Je me suis installée par moi-même, je me suis débrouilée par moi-même - c'est mieux que seule, car plein de gens m'ont aidée, et je m'en suis sortie par moi-même. J'ai pris le minibus, j'ai monté des étalons arabes, j'ai même géré le Mogamma merde quoi, et tout ça, pas avec ma culture mon intellect même mon cerveau, mais mes tripes.
C'était ce que j'ai eu à faire de plus difficile - ya Badri - en ma vie, et c'était vraisemblablement ce que j'ai fait de mieux - ce que, hélas, je ferai jamais de mieux. Les élus seuls savent.
Al Qahira, la victorieuse. Definitly.
 
Il y a cette expression en français anglais, avoir quelqu'un dans la peau/I got you under my skin.
Taïb, I got Egypt under my skin. Six points de suture, tout de même...

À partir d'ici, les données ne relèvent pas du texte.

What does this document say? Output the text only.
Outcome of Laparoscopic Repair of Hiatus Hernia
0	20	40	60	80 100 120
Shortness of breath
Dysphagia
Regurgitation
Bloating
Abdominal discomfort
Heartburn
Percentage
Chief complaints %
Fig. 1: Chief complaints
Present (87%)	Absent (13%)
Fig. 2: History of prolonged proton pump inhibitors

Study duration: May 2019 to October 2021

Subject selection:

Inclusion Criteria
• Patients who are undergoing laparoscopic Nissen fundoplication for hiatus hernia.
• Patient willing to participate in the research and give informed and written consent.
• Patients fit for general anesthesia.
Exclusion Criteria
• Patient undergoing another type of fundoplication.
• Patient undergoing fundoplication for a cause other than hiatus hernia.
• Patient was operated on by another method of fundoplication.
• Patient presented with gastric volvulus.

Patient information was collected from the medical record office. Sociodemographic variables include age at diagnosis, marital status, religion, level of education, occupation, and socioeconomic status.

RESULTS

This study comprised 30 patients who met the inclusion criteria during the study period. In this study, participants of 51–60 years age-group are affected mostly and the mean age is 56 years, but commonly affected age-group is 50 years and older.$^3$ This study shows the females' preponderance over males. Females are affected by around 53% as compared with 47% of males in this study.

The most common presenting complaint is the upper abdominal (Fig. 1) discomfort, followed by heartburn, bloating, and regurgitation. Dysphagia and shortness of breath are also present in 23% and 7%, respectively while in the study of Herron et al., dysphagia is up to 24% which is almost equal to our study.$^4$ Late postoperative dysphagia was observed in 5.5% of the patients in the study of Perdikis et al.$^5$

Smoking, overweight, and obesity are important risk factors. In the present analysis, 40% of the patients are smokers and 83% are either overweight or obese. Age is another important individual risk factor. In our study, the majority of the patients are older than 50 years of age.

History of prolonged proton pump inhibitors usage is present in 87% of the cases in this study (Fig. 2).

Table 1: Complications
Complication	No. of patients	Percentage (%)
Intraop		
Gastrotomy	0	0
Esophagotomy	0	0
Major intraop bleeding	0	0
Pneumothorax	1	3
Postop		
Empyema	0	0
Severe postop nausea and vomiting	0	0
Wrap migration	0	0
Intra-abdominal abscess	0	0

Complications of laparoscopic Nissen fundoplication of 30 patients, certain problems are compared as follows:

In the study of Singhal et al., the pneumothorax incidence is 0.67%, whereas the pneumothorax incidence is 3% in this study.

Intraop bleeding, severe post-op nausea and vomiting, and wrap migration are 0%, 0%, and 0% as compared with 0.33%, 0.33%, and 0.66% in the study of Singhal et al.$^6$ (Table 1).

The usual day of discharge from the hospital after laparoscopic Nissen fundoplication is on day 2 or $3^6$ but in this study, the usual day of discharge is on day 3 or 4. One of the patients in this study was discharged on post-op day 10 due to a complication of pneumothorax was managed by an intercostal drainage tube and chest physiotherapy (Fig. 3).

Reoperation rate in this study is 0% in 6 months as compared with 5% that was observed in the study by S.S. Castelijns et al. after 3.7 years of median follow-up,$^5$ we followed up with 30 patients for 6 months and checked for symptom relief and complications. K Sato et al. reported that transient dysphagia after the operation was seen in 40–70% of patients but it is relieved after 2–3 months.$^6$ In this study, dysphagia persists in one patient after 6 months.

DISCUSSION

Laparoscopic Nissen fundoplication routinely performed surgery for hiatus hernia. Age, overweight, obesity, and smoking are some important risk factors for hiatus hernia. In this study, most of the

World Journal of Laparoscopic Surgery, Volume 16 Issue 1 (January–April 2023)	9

Il n'y a eu que l'Egypte, wallah. Malgré la saleté, les difficultés, le harcèlement. Encore maintenant je vois, lorsque quelqu'un critique l'Egypt devant moi, je monte sur mes grands chevaux (arabes) : - Stop it, Cairo is not dirty, and not so bad-educated, come ooooon !
La vérité c'est que Al Qahira est sale, et vulgaire. La vérité c'est que l'Egypte est stupide et sans réflexion et inadaptable - tiens tiens tiens - et avec ça, bourrée de coeur et de spontanéité. Mais surtout, je suis avec Misr comme avec ma mère : tu as le droit de la critiquer, mais pas les autres, parce que voilà. Comment tu parles de ma mère, toi ! Wallah, om el dounia.
J'achèverai là-dessus, puisque depuis des pages et des pages de débordements épico-lyriques (enfin) je ne parviens toujours pas à définir l'Egypte. Moi et l'Egypte.

Yani, haro7 fil Misr, tani, donc, je pars en Egypte. Et je verrai peut-être le Bel Egyptien ou peut-être pas, et j'hésite à passer dire coucou à mon marin du Nil, et sans doute j'espère je verrai mes Bédouins, boirai du thé à la menthe au pied des dunes à la chaleur du feu. J'ai déjà prévenu, je sais que tant de gens m'attendent. Mais vous savez ? Je n'y pense pas, pas tellement, à ces gens. Ce que par contre je ne peux me sortir de la tête, ce à quoi je pense minimum cinq fois par jour et deux fois plus par nuit, c'est à l'après-midi où je vais parvenir à Ahram - comme j'ai fait tant de fois auparavant. A Ahram il n'y a personne qui m'aime, et ce n'est pas le vrai désert, mais le cheval quoi, le cheval.
(Semblant d'échange récent : You still like it, after your surgery ? - Hm, no, you didn't get me. I don't like that, I love that. Actually, it's just the only thing I love. )


Et déjà, dans un quelconque café bruyant sans âme à Istanbul, je suis ailleurs - dans le commencement du Sahara, j'ai beau ne pas être visuelle je le vois je le sais, exactement : la première dune après les tourists shops et les habitations biladi, après les barrières et le cimetière, l'instant où après la détente au pas c'est le moment de partir yalllah, on se prépare en sachant que ça ne sert à rien, car l'élan vous perdra le souffle et coupera les jambes dans tous les cas -

Bref, le départ au galop, quoi. Dayman.